Furthermore, for inferring the relatively large insertion/deletion, we expect certain gaps between the two ends of the template, which requires that the template length be not too short, like less than 250bp.
So, what length of library templates should be?
Hi, Irsan!
Thank you very much for your reply.
Yes, I mean "it can look like that a variant is supported in 2 independent reads while they actually come from the same fragment and this could result in bias". This is not hard to distinguish by writing additional programs even if no current tools take care of this. But I mean, there should be such a step, otherwise it might cause errors.
Sorry I don't quite understand what you mean by "The same will happen for base pairs that are not mutated right? I would say that if the DNA fragments (i.e. templates) are < 150 base pairs (maybe relevant for formalin-fixed paraffin embedded samples?) "

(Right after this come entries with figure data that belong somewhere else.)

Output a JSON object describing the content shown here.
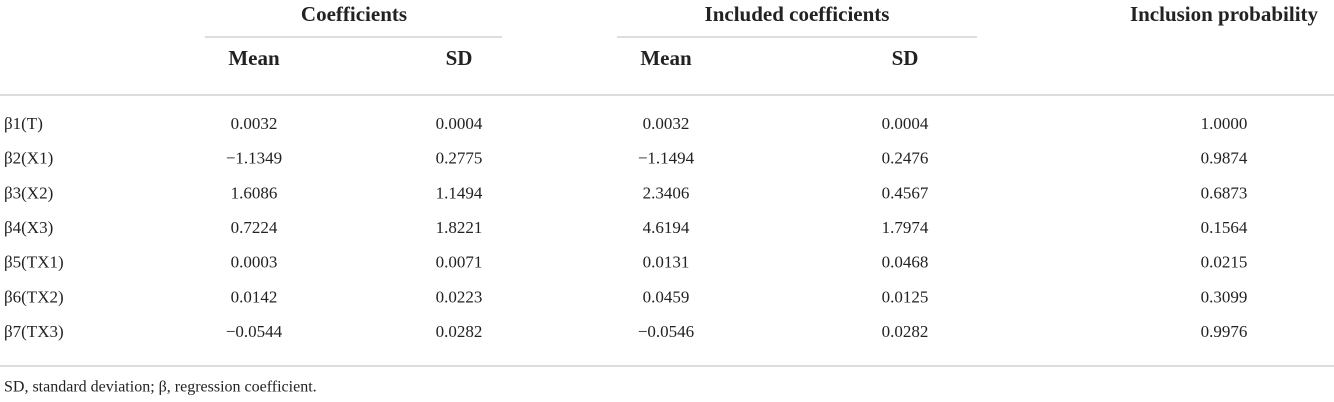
{
  "table": {
    "header": {
      "groups": [
        "Coefficients",
        "Included coefficients",
        "Inclusion probability"
      ],
      "subheaders": [
        "Mean",
        "SD",
        "Mean",
        "SD"
      ]
    },
    "rows": [
      [
        "β1(T)",
        "0.0032",
        "0.0004",
        "0.0032",
        "0.0004",
        "1.0000"
      ],
      [
        "β2(X1)",
        "−1.1349",
        "0.2775",
        "−1.1494",
        "0.2476",
        "0.9874"
      ],
      [
        "β3(X2)",
        "1.6086",
        "1.1494",
        "2.3406",
        "0.4567",
        "0.6873"
      ],
      [
        "β4(X3)",
        "0.7224",
        "1.8221",
        "4.6194",
        "1.7974",
        "0.1564"
      ],
      [
        "β5(TX1)",
        "0.0003",
        "0.0071",
        "0.0131",
        "0.0468",
        "0.0215"
      ],
      [
        "β6(TX2)",
        "0.0142",
        "0.0223",
        "0.0459",
        "0.0125",
        "0.3099"
      ],
      [
        "β7(TX3)",
        "−0.0544",
        "0.0282",
        "−0.0546",
        "0.0282",
        "0.9976"
      ]
    ]
  },
  "footnote": "SD, standard deviation; β, regression coefficient."
}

To summarize what I understand now: If not inferring large insertions or deletions, using pair-end in exome-seq for variant calling is indeed a waste. As long as using pair-end seq, if not leaving enough gap between the two ends, it still cannot used to infer the insertions and deletions, thus also waste.
On the other hand, unless exom target are much more easier to bound in the middle of a template, relatively long, say 300bp length template, would barely harm.
So, using 300bp template length as the library template length mode is appropriate.